Texans trusted the DPS to protect our beloved Governor’s Mansion, used by every Texas governor since Sam Houston. To this end we paid lots of money for nothing. Only 13 of 20 security cameras were working when the fire started. The alarm system designed to alert state troopers when intruders entered the grounds was broken, and had been for some time—no one seems to know just when that particular alarm system ceased to work, which in itself is unnerving. The arsonist walked up to the front door of the Mansion, undetected, and apparently lobbed a firebomb. The DPS had only one trooper on guard; he was in a back house and had just worked an eight-hour shift at the Bob Bullock Museum.
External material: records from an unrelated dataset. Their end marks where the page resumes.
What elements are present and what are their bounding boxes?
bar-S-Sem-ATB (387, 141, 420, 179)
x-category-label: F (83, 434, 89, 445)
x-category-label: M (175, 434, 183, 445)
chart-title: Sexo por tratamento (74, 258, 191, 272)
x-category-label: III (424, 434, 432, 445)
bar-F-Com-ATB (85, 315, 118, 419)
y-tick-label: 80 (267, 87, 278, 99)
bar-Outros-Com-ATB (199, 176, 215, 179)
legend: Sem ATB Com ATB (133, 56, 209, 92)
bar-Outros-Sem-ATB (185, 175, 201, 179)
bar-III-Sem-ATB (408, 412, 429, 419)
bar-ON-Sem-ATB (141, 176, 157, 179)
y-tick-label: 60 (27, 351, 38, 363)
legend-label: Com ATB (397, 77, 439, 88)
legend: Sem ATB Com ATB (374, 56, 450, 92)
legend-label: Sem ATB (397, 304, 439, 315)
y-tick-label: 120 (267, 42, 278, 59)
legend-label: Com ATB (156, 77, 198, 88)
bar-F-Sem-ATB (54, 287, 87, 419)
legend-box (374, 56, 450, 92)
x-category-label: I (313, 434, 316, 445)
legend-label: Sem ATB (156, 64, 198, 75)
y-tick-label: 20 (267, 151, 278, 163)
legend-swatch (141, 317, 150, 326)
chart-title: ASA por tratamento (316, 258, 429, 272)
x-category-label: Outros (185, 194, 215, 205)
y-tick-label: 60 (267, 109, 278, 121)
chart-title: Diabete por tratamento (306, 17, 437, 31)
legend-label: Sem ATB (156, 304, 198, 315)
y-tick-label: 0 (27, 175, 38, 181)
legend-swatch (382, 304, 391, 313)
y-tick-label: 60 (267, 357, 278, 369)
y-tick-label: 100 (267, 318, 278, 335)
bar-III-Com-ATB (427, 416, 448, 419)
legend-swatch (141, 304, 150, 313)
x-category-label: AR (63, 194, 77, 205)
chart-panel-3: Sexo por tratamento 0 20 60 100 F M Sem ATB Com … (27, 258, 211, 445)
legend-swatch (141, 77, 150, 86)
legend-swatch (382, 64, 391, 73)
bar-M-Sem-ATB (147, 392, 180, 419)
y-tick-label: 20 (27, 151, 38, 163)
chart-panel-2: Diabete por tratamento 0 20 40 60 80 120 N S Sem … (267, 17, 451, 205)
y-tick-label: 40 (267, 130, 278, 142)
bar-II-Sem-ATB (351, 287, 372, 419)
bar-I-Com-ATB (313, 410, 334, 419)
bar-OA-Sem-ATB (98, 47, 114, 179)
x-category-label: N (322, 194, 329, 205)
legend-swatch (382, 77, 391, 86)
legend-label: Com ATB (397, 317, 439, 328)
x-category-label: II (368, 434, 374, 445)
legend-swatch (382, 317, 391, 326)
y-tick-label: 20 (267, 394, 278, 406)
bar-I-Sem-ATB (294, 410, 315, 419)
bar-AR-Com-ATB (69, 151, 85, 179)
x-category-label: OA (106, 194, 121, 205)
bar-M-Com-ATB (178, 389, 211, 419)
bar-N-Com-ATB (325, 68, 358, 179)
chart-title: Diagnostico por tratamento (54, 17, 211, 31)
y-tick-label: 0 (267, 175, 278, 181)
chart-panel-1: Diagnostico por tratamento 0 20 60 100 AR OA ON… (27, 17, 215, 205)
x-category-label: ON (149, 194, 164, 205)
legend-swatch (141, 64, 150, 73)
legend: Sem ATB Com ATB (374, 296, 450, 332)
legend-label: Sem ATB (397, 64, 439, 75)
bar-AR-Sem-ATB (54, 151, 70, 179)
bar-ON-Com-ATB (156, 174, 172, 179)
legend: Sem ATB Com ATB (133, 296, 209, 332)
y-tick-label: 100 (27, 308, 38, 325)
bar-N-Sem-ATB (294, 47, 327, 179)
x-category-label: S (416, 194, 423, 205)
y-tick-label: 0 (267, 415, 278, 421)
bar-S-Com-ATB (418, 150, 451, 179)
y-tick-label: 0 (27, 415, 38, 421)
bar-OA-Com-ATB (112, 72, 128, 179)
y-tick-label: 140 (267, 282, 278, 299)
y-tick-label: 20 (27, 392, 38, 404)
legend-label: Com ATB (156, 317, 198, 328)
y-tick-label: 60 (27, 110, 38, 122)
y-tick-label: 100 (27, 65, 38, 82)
Austin, we have a problem—actually a lot of problems—with the DPS. You may remember when then-Rep. Tom DeLay diverted state troopers from their normal pursuit of serial killers to hunt down Democratic legislators who had fled to Oklahoma, New Mexico and elsewhere to break a quorum during DeLay’s Congressional redistricting battle. In 2000, a Travis County grand jury indicted a crime lab analyst on charges of falsifying fingerprint reports and noted there appeared to be extensive management problems at DPS. Does this sound familiar? The next year FBI agents attempted to alert the DPS about a terrorism threat, but could not find their contact. They finally called Lt. Gov. David Dewhurst instead, who has absolutely nothing to do with terrorism.
Taxpayers are spending almost a million dollars ($950,000) for outside consultants to go in, study the chaos at the DPS and recommend strategies to get its act together. We can be sure implementing changes will cost even more, but maybe at least someone will read this report.
Our last great hope for security is our federal government. Certainly Houston’s stone-faced FBI agents and no-nonsense federal judges can protect us. They certainly guarded Houston from the nefarious dealings of Vanessa Leggett, an aspiring writer who was writing a book about a Houston murder case. She refused to hand her research notes over to the FBI and she spent a record (then) 168 days in federal prison. During that time there were three journalists in prison in the Western Hemisphere for doing their jobs. Two were in Cuba. The third was in Houston, Texas.
To be fair to our local feds, ineptitude must be an FBI requirement. Remember, this is the same federal agency that spent weeks, if not months, and no telling how many tax dollars snooping around bookstores in the Georgetown section of Washington investigating Monica Lewinski’s book purchases. At the same time, 9/11 terrorists were leaving clues at flying schools from Minnesota to Florida, and nobody in the FBI picked up on the plot.
It is all a matter of priority, but who guards the guards?